A similar question is already asked, but the answer did not help me solve my problem: Sklearn components in pipeline is not fitted even if the whole pipeline is?
I'm trying to use multiple pipelines to preprocess my data with a One Hot Encoder for categorical and numerical data (as suggested in this blog).
Here is my code, and even though my classifier produces 78% accuracy, I can't figure out why I cannot plot the decision-tree I'm training and what can help me fix the problem. Here is the code snippet:
import pandas as pd
import sklearn.tree as tree
from sklearn.model_selection import train_test_split
from sklearn.preprocessing import OneHotEncoder
from sklearn.pipeline import Pipeline
from sklearn.impute import SimpleImputer
from sklearn.preprocessing import StandardScaler
from sklearn.compose import ColumnTransformer
X = pd.DataFrame(data=data)
Y = pd.DataFrame(data=prediction)
categoricalFeatures = ["race", "gender"]
numericalFeatures = ["age", "number_of_actions"]
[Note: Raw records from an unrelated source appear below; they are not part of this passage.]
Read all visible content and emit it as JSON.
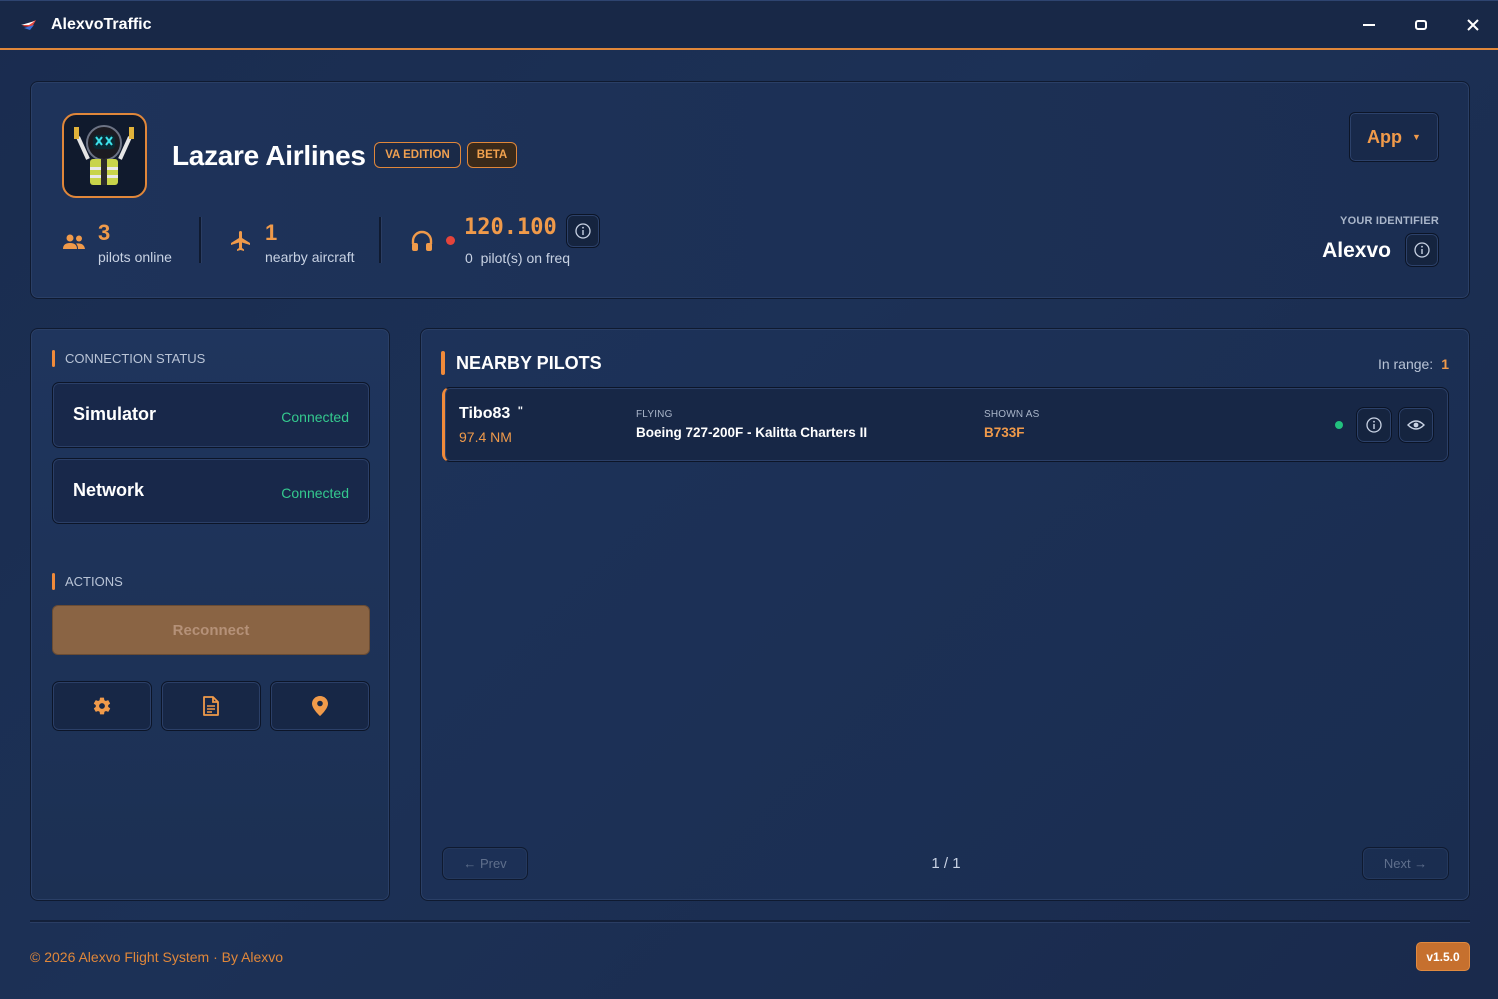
{
  "window": {
    "title": "AlexvoTraffic"
  },
  "header": {
    "va_name": "Lazare Airlines",
    "badge_edition": "VA EDITION",
    "badge_beta": "BETA",
    "app_button": "App",
    "stats": {
      "pilots_online_count": "3",
      "pilots_online_label": "pilots online",
      "nearby_aircraft_count": "1",
      "nearby_aircraft_label": "nearby aircraft",
      "frequency": "120.100",
      "freq_pilots_count": "0",
      "freq_pilots_label": "pilot(s) on freq"
    },
    "identifier_label": "YOUR IDENTIFIER",
    "identifier_value": "Alexvo"
  },
  "left_panel": {
    "connection_title": "CONNECTION STATUS",
    "connections": [
      {
        "name": "Simulator",
        "status": "Connected"
      },
      {
        "name": "Network",
        "status": "Connected"
      }
    ],
    "actions_title": "ACTIONS",
    "reconnect_label": "Reconnect",
    "tool_icons": [
      "gear-icon",
      "document-icon",
      "map-pin-icon"
    ]
  },
  "main_panel": {
    "title": "NEARBY PILOTS",
    "in_range_label": "In range:",
    "in_range_count": "1",
    "pilots": [
      {
        "callsign": "Tibo83",
        "callsign_mark": "\"",
        "distance": "97.4 NM",
        "flying_label": "FLYING",
        "aircraft": "Boeing 727-200F - Kalitta Charters II",
        "shown_as_label": "SHOWN AS",
        "shown_as": "B733F",
        "status": "online"
      }
    ],
    "pager": {
      "prev": "← Prev",
      "page": "1 / 1",
      "next": "Next →"
    }
  },
  "footer": {
    "copyright": "© 2026 Alexvo Flight System ·  By Alexvo",
    "version": "v1.5.0"
  },
  "colors": {
    "accent": "#f09a4a",
    "connected": "#34c98e",
    "online": "#22c07e",
    "live": "#e5443b",
    "background": "#1c3156"
  }
}
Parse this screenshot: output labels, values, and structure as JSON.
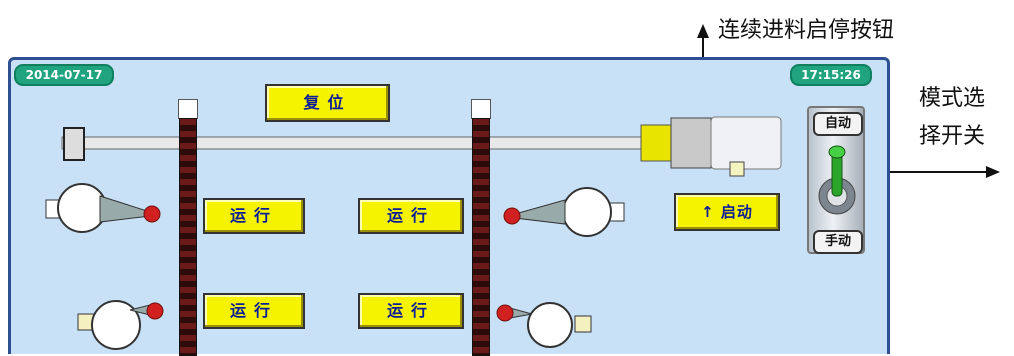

categoricalTransformer = Pipeline(steps=[
('onehot', OneHotEncoder(handle_unknown='ignore')),
])
numericTransformer = Pipeline(steps=[
('imputer', SimpleImputer(strategy='median')),
('scaler', StandardScaler()),
])
preprocessor = ColumnTransformer(transformers=[
('num', numericTransformer, numericalFeatures),
('cat', categoricalTransformer, categoricalFeatures)
])
classifier = Pipeline(steps=[
('preprocessor', preprocessor),
('classifier', tree.DecisionTreeClassifier(max_depth=3))
])
X_train, X_test, y_train, y_test = train_test_split(X, Y, test_size=0.2, random_state=12, stratify=Y)
classifier.fit(X_train, y_train)
print("model score: %.3f" % classifier.score(X_test, y_test)) # Prints accuracy of 0.78
text_representation = tree.export_text(classifier)
The last command produces this error, in spite of the model being fitted (I assume it's a synchronization situation but can't figure out how to solve it):
sklearn.exceptions.NotFittedError: This Pipeline instance is not fitted yet. Call 'fit' with appropriate arguments before using this estimator.